A quick survey of most churches will reveal that nursery workers are in high demand. Many people sign up for nursery service out of a sense of obligation and breathe a sigh of relief when they can (finally!) pass the tiny congregants off to their parents.

Not McGann, though.

“When my girls (Desiree and TajZhane, both 13) were in the nursery, I’d go into the nursery to volunteer,” said McGann. “I always enjoyed it, especially the infants to preschool ages.”

Not only does she enjoy ministering to kids on weekends, she loves spending time with children during her week job, too, she said.

“They’re just big balls of energy,” McGann said. “I get a lot of energy off of them. I enjoy watching them grow.”

Child care has its glamorous side, with “princesses” inviting McGann to tea parties and “hairdressers” styling her hair constantly.

But there are hazards, too. She’s been peed on, vomited on and used as a diaper.
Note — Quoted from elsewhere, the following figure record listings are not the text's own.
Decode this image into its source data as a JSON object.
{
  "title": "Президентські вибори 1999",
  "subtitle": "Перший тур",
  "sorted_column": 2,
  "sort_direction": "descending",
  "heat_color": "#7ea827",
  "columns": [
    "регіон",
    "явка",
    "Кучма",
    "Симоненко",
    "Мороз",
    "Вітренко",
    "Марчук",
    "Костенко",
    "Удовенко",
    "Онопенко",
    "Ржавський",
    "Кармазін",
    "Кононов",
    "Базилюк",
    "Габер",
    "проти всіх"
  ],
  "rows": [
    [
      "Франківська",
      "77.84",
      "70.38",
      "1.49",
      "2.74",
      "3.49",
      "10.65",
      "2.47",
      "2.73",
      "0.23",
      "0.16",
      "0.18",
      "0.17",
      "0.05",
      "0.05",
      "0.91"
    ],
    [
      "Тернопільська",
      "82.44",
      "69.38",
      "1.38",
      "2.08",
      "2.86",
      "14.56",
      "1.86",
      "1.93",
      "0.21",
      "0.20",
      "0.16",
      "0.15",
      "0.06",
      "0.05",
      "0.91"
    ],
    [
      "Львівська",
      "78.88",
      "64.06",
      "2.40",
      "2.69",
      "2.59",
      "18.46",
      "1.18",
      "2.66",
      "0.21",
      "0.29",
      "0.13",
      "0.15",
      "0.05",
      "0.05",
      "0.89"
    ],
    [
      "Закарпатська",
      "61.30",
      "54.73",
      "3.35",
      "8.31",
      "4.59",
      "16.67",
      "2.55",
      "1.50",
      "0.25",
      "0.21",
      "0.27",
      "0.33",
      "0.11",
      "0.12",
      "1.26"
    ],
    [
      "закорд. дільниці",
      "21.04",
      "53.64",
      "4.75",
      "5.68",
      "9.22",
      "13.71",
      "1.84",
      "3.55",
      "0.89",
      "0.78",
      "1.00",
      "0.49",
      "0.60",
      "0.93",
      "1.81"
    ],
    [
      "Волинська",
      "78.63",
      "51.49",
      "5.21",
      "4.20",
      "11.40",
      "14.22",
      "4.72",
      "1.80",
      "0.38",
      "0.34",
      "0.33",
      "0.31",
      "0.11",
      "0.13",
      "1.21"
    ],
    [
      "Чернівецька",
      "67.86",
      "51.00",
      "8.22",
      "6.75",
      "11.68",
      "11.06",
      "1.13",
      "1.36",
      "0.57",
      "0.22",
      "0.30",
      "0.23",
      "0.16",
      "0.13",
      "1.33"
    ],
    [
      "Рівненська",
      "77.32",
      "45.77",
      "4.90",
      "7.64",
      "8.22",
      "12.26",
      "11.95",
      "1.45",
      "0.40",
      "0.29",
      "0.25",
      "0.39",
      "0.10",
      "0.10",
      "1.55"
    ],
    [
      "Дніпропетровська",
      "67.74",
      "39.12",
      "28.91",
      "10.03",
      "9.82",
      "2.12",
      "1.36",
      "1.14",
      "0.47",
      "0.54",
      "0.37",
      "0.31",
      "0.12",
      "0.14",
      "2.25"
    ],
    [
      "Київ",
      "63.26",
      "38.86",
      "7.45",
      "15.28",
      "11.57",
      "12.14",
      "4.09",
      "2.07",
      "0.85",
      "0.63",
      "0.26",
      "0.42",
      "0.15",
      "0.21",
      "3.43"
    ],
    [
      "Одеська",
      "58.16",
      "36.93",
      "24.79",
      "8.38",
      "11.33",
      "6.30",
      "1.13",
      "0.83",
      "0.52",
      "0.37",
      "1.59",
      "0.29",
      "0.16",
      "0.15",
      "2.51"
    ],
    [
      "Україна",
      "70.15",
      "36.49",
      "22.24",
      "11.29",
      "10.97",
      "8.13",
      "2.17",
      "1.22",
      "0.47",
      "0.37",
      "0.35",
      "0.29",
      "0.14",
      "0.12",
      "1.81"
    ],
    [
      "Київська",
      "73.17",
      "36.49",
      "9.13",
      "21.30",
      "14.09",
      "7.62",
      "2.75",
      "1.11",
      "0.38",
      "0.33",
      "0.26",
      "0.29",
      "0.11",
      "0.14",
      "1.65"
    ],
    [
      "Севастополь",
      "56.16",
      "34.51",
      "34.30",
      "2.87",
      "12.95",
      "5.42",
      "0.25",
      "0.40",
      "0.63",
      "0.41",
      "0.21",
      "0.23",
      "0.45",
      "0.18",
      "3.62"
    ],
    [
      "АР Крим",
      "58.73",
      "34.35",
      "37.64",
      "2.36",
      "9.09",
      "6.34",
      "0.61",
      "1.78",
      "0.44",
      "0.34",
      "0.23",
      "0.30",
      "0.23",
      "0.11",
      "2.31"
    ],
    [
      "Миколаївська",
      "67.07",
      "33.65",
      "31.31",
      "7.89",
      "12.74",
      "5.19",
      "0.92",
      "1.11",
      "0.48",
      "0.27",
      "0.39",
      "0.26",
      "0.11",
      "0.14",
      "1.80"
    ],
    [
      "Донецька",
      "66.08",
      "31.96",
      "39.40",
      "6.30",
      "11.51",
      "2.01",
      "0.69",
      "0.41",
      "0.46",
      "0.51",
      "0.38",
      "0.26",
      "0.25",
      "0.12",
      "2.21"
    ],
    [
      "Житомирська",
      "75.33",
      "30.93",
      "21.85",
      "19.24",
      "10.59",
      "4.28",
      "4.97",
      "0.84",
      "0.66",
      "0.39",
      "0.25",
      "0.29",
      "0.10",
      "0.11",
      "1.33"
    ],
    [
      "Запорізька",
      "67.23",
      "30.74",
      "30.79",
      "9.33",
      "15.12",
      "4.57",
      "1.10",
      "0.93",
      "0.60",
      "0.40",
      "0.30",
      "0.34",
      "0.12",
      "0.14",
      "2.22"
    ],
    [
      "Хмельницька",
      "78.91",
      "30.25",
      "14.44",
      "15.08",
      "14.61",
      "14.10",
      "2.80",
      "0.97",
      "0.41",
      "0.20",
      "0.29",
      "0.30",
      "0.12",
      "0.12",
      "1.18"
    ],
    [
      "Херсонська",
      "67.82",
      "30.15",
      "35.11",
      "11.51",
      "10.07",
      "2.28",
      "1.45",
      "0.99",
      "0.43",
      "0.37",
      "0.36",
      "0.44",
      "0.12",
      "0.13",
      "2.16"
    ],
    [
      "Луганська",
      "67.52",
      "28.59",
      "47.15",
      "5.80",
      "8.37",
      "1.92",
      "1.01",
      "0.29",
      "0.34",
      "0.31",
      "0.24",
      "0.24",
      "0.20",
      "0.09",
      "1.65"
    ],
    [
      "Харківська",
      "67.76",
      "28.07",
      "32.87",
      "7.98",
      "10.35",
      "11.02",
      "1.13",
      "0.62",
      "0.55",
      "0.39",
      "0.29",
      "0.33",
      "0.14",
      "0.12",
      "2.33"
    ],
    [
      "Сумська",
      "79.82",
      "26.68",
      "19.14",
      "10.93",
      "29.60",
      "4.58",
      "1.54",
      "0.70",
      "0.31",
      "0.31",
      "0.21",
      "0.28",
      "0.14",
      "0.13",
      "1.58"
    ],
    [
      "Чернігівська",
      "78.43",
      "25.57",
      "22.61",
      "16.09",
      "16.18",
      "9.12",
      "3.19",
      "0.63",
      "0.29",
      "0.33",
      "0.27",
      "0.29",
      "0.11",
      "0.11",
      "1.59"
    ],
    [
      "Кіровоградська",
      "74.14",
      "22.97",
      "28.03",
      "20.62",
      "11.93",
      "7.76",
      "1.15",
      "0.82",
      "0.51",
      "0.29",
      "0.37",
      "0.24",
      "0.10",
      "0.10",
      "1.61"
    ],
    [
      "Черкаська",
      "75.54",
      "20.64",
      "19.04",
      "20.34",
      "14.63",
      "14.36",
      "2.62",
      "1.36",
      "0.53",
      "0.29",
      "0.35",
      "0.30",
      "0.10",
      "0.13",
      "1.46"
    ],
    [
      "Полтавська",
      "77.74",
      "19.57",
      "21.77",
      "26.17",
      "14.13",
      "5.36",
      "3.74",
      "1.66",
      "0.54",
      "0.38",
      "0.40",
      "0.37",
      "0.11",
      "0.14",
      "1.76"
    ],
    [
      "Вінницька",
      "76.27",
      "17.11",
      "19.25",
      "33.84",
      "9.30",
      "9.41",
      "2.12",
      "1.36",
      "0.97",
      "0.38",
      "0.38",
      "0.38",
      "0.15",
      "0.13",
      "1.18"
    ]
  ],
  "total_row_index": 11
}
Dangerous creatures that are extinct everywhere else casually roam the day care, and sometimes they “attack.”

“I was playing ‘dinosaur’ with a little boy,” she recalled. “I turned around to pick up one of the other kids, and he bit me.”

The situation ended in a talk about “pretend” and “real,” McGann reported.

McGann said she — and other prudent day care and church nursery workers — also play “pretend” when baby book happenings are at stake.

“I guess you might see first steps, first words and just the different milestones as they develop,” she said. “Some parents wouldn’t want to think that you would see it for the first time. So sometimes you might pretend you didn’t see that.”

While caring for kids is her passion, McGann said she feels satisfied knowing that she’s giving parents the peace of mind and security of knowing their kids are happy.

“Without good, quality day care, lots of parents couldn’t work,” she said. “We provide the children a safe environment, ensure all their needs are met. We ensure that we spend individual time with all the children so they feel loved.”

Bullfrogs and Butterflies staff members schedule kids with the same workers most days so strong bonds can develop, she added.

McGann said she loves all the kids. Does she ever have a favorite?

“I always enjoy the ‘wild’ ones,” she said, laughing. “I don’t know why, but I do. The quiet ones are never in trouble, so I make it a point to pay attention to them. But the ‘wild’ ones, where you’re constantly chasing them, they just stick with you.”

McGann said she’s developed deep bonds with church children since she’s involved in many of their lives from the time they are born until they start kindergarten.

“One little girl told her mom that I’m her ‘other mother,’” she said, laughing.

McGann’s twin sister, Michelle Sparks, works with mentally challenged community members.